The Exif file format is, shall we say, not robust and not documented well. And yet it’s at the heart of hundreds of billions of data items – the photos that people take with digital cameras in ever-increasing numbers.
Strictly speaking, Exif data is not needed; it’s metadata about your image, not the image itself. And yet, sans that metadata, many photographers and their tools are worse off – the metadata stores timestamps, GPS locations, camera information, and more.
Where things go wrong is in importing or editing. For example, Apple’s iPhoto adds its own metadata when importing photos from cameras; so do most other importing tools. Photoshop needs to copy or remove metadata when you modify a photo. Social media sites are currently in a tiny bit of hot water for their active removing of metadata from photos uploaded to their sites.
Changing byte order
One of the worst things you can do is to change the byte-order in Exif metadata. Or at least, this is one that is fraught with peril, because there are a lot of specialized formats buried inside Exif, and if you fix up some but not all of the offsets, you’ll break metadata; not for you, because you’re skipping that bit for failing to understand it, but for some other tool more savvy than yours (or knowledgeable in a different way).
For example, I had taken some photos with a Nikon E990 in 2007. In looking at them recently (while trying to develop a more comprehensive JPEG file parser), I found that iTunes had decided to change an Exif chunk from little-endian to big-endian. It fixed up all the data it knew about, but evidently this older version of iTunes did not know about Nikon MakerData. And so it left the MakerData alone, which meant that its offsets were still little-endian. Photos I’d imported previously with Nikon’s custom software were fine, because Nikon of course knows how to handle its own metadata.
I don’t actually know if the Nikon E990 writes Exif as little-endian or big-endian, because I only have photos that were imported with a tool, not copied directly from its media. That is an interesting experiment I need to run at some point.
Maker Note – no specific format
The Maker Note data itself is very problematic, because there is no one format for it. About half the cameras in existence seem to write their Maker Note data in IFD format, and half have a custom format. This makes it very hard to do anything with the whole file, because MakerNote data offsets are absolute offsets, not relative to the MakerNote chunk, and there is actually nothing forcing Maker Note data to be stored inside the declared MakerNote chunk (although one suspects it usually is). So if you edit a Exif file in a way that causes the location of the MakerNote data to shift, this has the high likelihood of breaking the MakerNote data, since its embedded offsets are now pointing to the wrong place. Microsoft attempted to fix this, but their fix was useless.

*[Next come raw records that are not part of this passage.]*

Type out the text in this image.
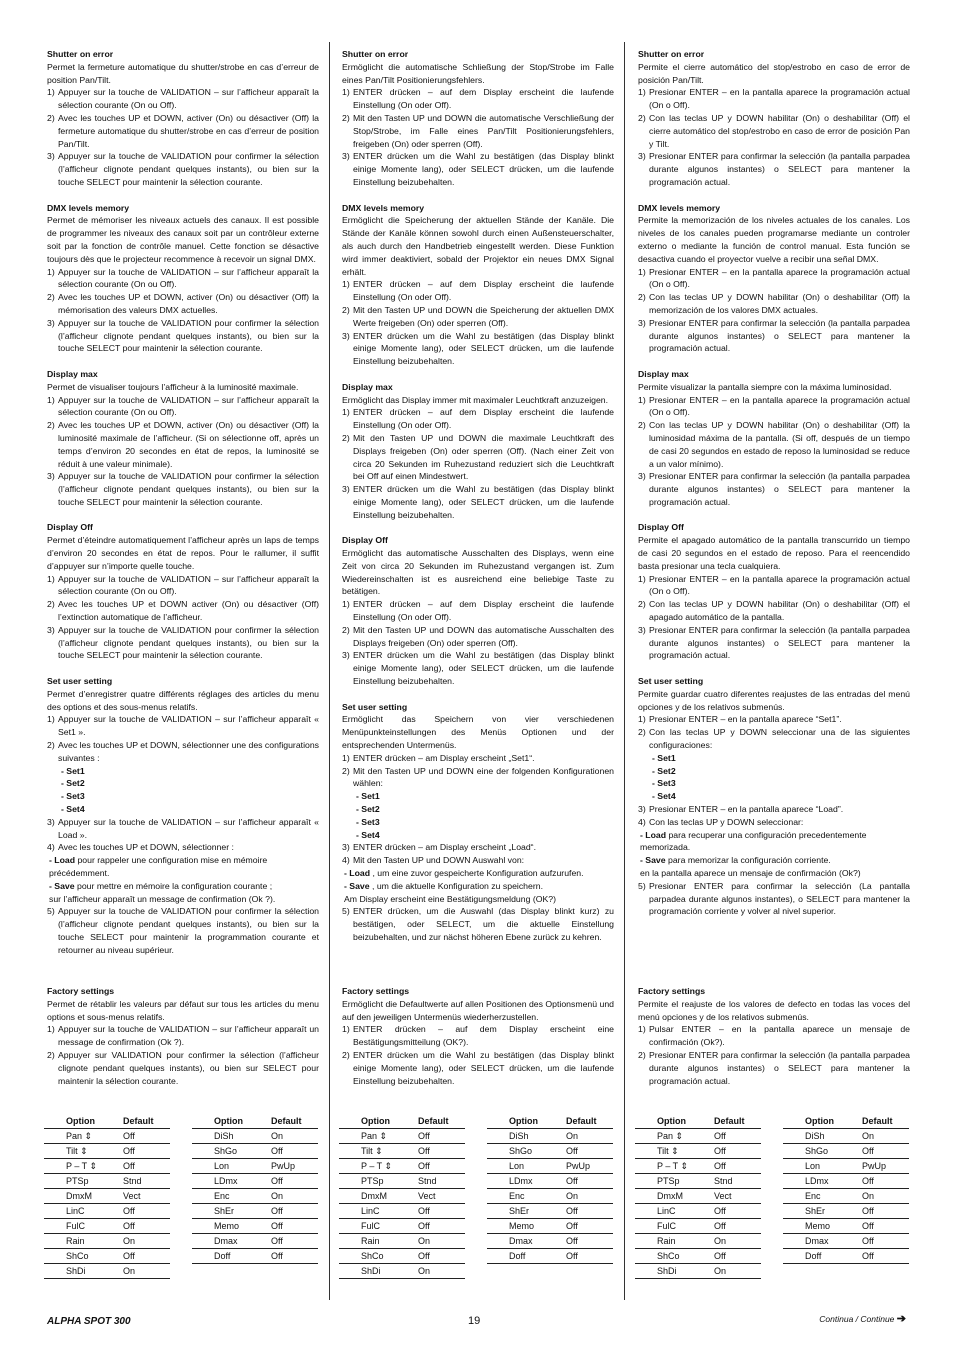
Shutter on error

Permet la fermeture automatique du shutter/strobe en cas d’erreur de position Pan/Tilt.

1) Appuyer sur la touche de VALIDATION – sur l’afficheur apparaît la sélection courante (On ou Off).
2) Avec les touches UP et DOWN, activer (On) ou désactiver (Off) la fermeture automatique du shutter/strobe en cas d’erreur de position Pan/Tilt.
3) Appuyer sur la touche de VALIDATION pour confirmer la sélection (l’afficheur clignote pendant quelques instants), ou bien sur la touche SELECT pour maintenir la sélection courante.
DMX levels memory

Permet de mémoriser les niveaux actuels des canaux. Il est possible de programmer les niveaux des canaux soit par un contrôleur externe soit par la fonction de contrôle manuel. Cette fonction se désactive toujours dès que le projecteur recommence à recevoir un signal DMX.

1) Appuyer sur la touche de VALIDATION – sur l’afficheur apparaît la sélection courante (On ou Off).
2) Avec les touches UP et DOWN, activer (On) ou désactiver (Off) la mémorisation des valeurs DMX actuelles.
3) Appuyer sur la touche de VALIDATION pour confirmer la sélection (l’afficheur clignote pendant quelques instants), ou bien sur la touche SELECT pour maintenir la sélection courante.
Display max

Permet de visualiser toujours l’afficheur à la luminosité maximale.

1) Appuyer sur la touche de VALIDATION – sur l’afficheur apparaît la sélection courante (On ou Off).
2) Avec les touches UP et DOWN, activer (On) ou désactiver (Off) la luminosité maximale de l’afficheur. (Si on sélectionne off, après un temps d’environ 20 secondes en état de repos, la luminosité se réduit à une valeur minimale).
3) Appuyer sur la touche de VALIDATION pour confirmer la sélection (l’afficheur clignote pendant quelques instants), ou bien sur la touche SELECT pour maintenir la sélection courante.
Display Off

Permet d’éteindre automatiquement l’afficheur après un laps de temps d’environ 20 secondes en état de repos. Pour le rallumer, il suffit d’appuyer sur n’importe quelle touche.

1) Appuyer sur la touche de VALIDATION – sur l’afficheur apparaît la sélection courante (On ou Off).
2) Avec les touches UP et DOWN activer (On) ou désactiver (Off) l’extinction automatique de l’afficheur.
3) Appuyer sur la touche de VALIDATION pour confirmer la sélection (l’afficheur clignote pendant quelques instants), ou bien sur la touche SELECT pour maintenir la sélection courante.
Set user setting

Permet d’enregistrer quatre différents réglages des articles du menu des options et des sous-menus relatifs.

1) Appuyer sur la touche de VALIDATION – sur l’afficheur apparaît « Set1 ».
2) Avec les touches UP et DOWN, sélectionner une des configurations suivantes :
- Set1
- Set2
- Set3
- Set4
3) Appuyer sur la touche de VALIDATION – sur l’afficheur apparaît « Load ».
4) Avec les touches UP et DOWN, sélectionner :
- Load pour rappeler une configuration mise en mémoire précédemment.
- Save pour mettre en mémoire la configuration courante ;
sur l’afficheur apparaît un message de confirmation (Ok ?).
5) Appuyer sur la touche de VALIDATION pour confirmer la sélection (l’afficheur clignote pendant quelques instants), ou bien sur la touche SELECT pour maintenir la programmation courante et retourner au niveau supérieur.
Factory settings

Permet de rétablir les valeurs par défaut sur tous les articles du menu options et sous-menus relatifs.

1) Appuyer sur la touche de VALIDATION – sur l’afficheur apparaît un message de confirmation (Ok ?).
2) Appuyer sur VALIDATION pour confirmer la sélection (l’afficheur clignote pendant quelques instants), ou bien sur SELECT pour maintenir la sélection courante.
Shutter on error

Ermöglicht die automatische Schließung der Stop/Strobe im Falle eines Pan/Tilt Positionierungsfehlers.

1) ENTER drücken – auf dem Display erscheint die laufende Einstellung (On oder Off).
2) Mit den Tasten UP und DOWN die automatische Verschließung der Stop/Strobe, im Falle eines Pan/Tilt Positionierungsfehlers, freigeben (On) oder sperren (Off).
3) ENTER drücken um die Wahl zu bestätigen (das Display blinkt einige Momente lang), oder SELECT drücken, um die laufende Einstellung beizubehalten.
DMX levels memory

Ermöglicht die Speicherung der aktuellen Stände der Kanäle. Die Stände der Kanäle können sowohl durch einen Außensteuerschalter, als auch durch den Handbetrieb eingestellt werden. Diese Funktion wird immer deaktiviert, sobald der Projektor ein neues DMX Signal erhält.

1) ENTER drücken – auf dem Display erscheint die laufende Einstellung (On oder Off).
2) Mit den Tasten UP und DOWN die Speicherung der aktuellen DMX Werte freigeben (On) oder sperren (Off).
3) ENTER drücken um die Wahl zu bestätigen (das Display blinkt einige Momente lang), oder SELECT drücken, um die laufende Einstellung beizubehalten.
Display max

Ermöglicht das Display immer mit maximaler Leuchtkraft anzuzeigen.

1) ENTER drücken – auf dem Display erscheint die laufende Einstellung (On oder Off).
2) Mit den Tasten UP und DOWN die maximale Leuchtkraft des Displays freigeben (On) oder sperren (Off). (Nach einer Zeit von circa 20 Sekunden im Ruhezustand reduziert sich die Leuchtkraft bei Off auf einen Mindestwert.
3) ENTER drücken um die Wahl zu bestätigen (das Display blinkt einige Momente lang), oder SELECT drücken, um die laufende Einstellung beizubehalten.
Display Off

Ermöglicht das automatische Ausschalten des Displays, wenn eine Zeit von circa 20 Sekunden im Ruhezustand vergangen ist. Zum Wiedereinschalten ist es ausreichend eine beliebige Taste zu betätigen.

1) ENTER drücken – auf dem Display erscheint die laufende Einstellung (On oder Off).
2) Mit den Tasten UP und DOWN das automatische Ausschalten des Displays freigeben (On) oder sperren (Off).
3) ENTER drücken um die Wahl zu bestätigen (das Display blinkt einige Momente lang), oder SELECT drücken, um die laufende Einstellung beizubehalten.
Set user setting

Ermöglicht das Speichern von vier verschiedenen Menüpunkteinstellungen des Menüs Optionen und der entsprechenden Untermenüs.

1) ENTER drücken – am Display erscheint „Set1“.
2) Mit den Tasten UP und DOWN eine der folgenden Konfigurationen wählen:
- Set1
- Set2
- Set3
- Set4
3) ENTER drücken – am Display erscheint „Load“.
4) Mit den Tasten UP und DOWN Auswahl von:
- Load , um eine zuvor gespeicherte Konfiguration aufzurufen.
- Save , um die aktuelle Konfiguration zu speichern.
Am Display erscheint eine Bestätigungsmeldung (OK?)
5) ENTER drücken, um die Auswahl (das Display blinkt kurz) zu bestätigen, oder SELECT, um die aktuelle Einstellung beizubehalten, und zur nächst höheren Ebene zurück zu kehren.
Factory settings

Ermöglicht die Defaultwerte auf allen Positionen des Optionsmenü und auf den jeweiligen Untermenüs wiederherzustellen.

1) ENTER drücken – auf dem Display erscheint eine Bestätigungsmitteilung (OK?).
2) ENTER drücken um die Wahl zu bestätigen (das Display blinkt einige Momente lang), oder SELECT drücken, um die laufende Einstellung beizubehalten.
Shutter on error

Permite el cierre automático del stop/estrobo en caso de error de posición Pan/Tilt.

1) Presionar ENTER – en la pantalla aparece la programación actual (On o Off).
2) Con las teclas UP y DOWN habilitar (On) o deshabilitar (Off) el cierre automático del stop/estrobo en caso de error de posición Pan y Tilt.
3) Presionar ENTER para confirmar la selección (la pantalla parpadea durante algunos instantes) o SELECT para mantener la programación actual.
DMX levels memory

Permite la memorización de los niveles actuales de los canales. Los niveles de los canales pueden programarse mediante un controler externo o mediante la función de control manual. Esta función se desactiva cuando el proyector vuelve a recibir una señal DMX.

1) Presionar ENTER – en la pantalla aparece la programación actual (On o Off).
2) Con las teclas UP y DOWN habilitar (On) o deshabilitar (Off) la memorización de los valores DMX actuales.
3) Presionar ENTER para confirmar la selección (la pantalla parpadea durante algunos instantes) o SELECT para mantener la programación actual.
Display max

Permite visualizar la pantalla siempre con la máxima luminosidad.

1) Presionar ENTER – en la pantalla aparece la programación actual (On o Off).
2) Con las teclas UP y DOWN habilitar (On) o deshabilitar (Off) la luminosidad máxima de la pantalla. (Si off, después de un tiempo de casi 20 segundos en estado de reposo la luminosidad se reduce a un valor mínimo).
3) Presionar ENTER para confirmar la selección (la pantalla parpadea durante algunos instantes) o SELECT para mantener la programación actual.
Display Off

Permite el apagado automático de la pantalla transcurrido un tiempo de casi 20 segundos en el estado de reposo. Para el reencendido basta presionar una tecla cualquiera.

1) Presionar ENTER – en la pantalla aparece la programación actual (On o Off).
2) Con las teclas UP y DOWN habilitar (On) o deshabilitar (Off) el apagado automático de la pantalla.
3) Presionar ENTER para confirmar la selección (la pantalla parpadea durante algunos instantes) o SELECT para mantener la programación actual.
Set user setting

Permite guardar cuatro diferentes reajustes de las entradas del menú opciones y de los relativos submenús.

1) Presionar ENTER – en la pantalla aparece “Set1”.
2) Con las teclas UP y DOWN seleccionar una de las siguientes configuraciones:
- Set1
- Set2
- Set3
- Set4
3) Presionar ENTER – en la pantalla aparece “Load”.
4) Con las teclas UP y DOWN seleccionar:
- Load para recuperar una configuración precedentemente memorizada.
- Save para memorizar la configuración corriente.
en la pantalla aparece un mensaje de confirmación (Ok?)
5) Presionar ENTER para confirmar la selección (La pantalla parpadea durante algunos instantes), o SELECT para mantener la programación corriente y volver al nivel superior.
Factory settings

Permite el reajuste de los valores de defecto en todas las voces del menú opciones y de los relativos submenús.

1) Pulsar ENTER – en la pantalla aparece un mensaje de confirmación (Ok?).
2) Presionar ENTER para confirmar la selección (la pantalla parpadea durante algunos instantes) o SELECT para mantener la programación actual.
Option	Default
Pan ⇕	Off
Tilt ⇕	Off
P – T ⇕	Off
PTSp	Stnd
DmxM	Vect
LinC	Off
FulC	Off
Rain	On
ShCo	Off
ShDi	On
Option	Default
DiSh	On
ShGo	Off
Lon	PwUp
LDmx	Off
Enc	On
ShEr	Off
Memo	Off
Dmax	Off
Doff	Off
Option	Default
Pan ⇕	Off
Tilt ⇕	Off
P – T ⇕	Off
PTSp	Stnd
DmxM	Vect
LinC	Off
FulC	Off
Rain	On
ShCo	Off
ShDi	On
Option	Default
DiSh	On
ShGo	Off
Lon	PwUp
LDmx	Off
Enc	On
ShEr	Off
Memo	Off
Dmax	Off
Doff	Off
Option	Default
Pan ⇕	Off
Tilt ⇕	Off
P – T ⇕	Off
PTSp	Stnd
DmxM	Vect
LinC	Off
FulC	Off
Rain	On
ShCo	Off
ShDi	On
Option	Default
DiSh	On
ShGo	Off
Lon	PwUp
LDmx	Off
Enc	On
ShEr	Off
Memo	Off
Dmax	Off
Doff	Off
ALPHA SPOT 300	19	Continua / Continue ➔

What other people have said
Problems with current Metadata Standards. Phil Harvey is the author of ExifTool, the most comprehensive (if a bit too ad-hoc) Exif-type metadata tool around. Also, the ExifTool FAQ has tidbits of information in it about Exif-format issues.
TIFF, Tag Image File Format, FAQ from Aware Systems has the defining line about the TIFF file format (which Exif piggy-backed onto).
Except for one more thing: the TIFF specification explicitly forbids tag data to include any offsets into the file or into any other TIFF data block, except for the documented special cases (TileOffsets, StripOffsets,…). This enables total relocatability of all structures and data blocks. That is a major corner stone of the format. It means it is actually easy to, e.g. unlink an IFD or concatenate multiple single-page TIFF to a single multi-page TIFF, or vice versa. If any tag’s data could contain offsets pointing anywhere in the file, then software doing this or otherwise relocating data blocks should be aware of the exact nature of every tag’s data in order to find all data blocks, and know what pointers ought to be changed. That is unfeasible, on the one hand, due to the number of defined tags and, on the other hand, it inhibits extendability and private tags.
Instead, the specification says that all tag data needs to be ‘self-contained’, and that only a selected few special tags are allowed to point to other locations in the file. Thus, all blocks become freely relocatable, can be read and written out in any order, and any software can quite simply joggle around all this TIFF data, with only inbuilt knowledge of these highest level structures, and of the selected few special tags.
If Exif had followed this, then we wouldn’t be having the problems currently faced. I presume that the original spec authors were thinking of Exif files as write-once magic that would not be edited (very short-sighted). On the other hand, TIFF files are a flat structure, basically an array of independent IFD elements. Sometimes structure is desired.
The (much later) suggestion was to have an IFD TIFF type that pointed to a self-contained IFD data block, which would basically be its own embedded TIFF file (with its own byte-orientation, and block-relative offsets).
The actual answer is a new file format that is backwards-compatible and forwards-compatible. This is a pretty daunting thing to imagine, but given the ever-increasing number of Exif files that are generated each year, something that we should do.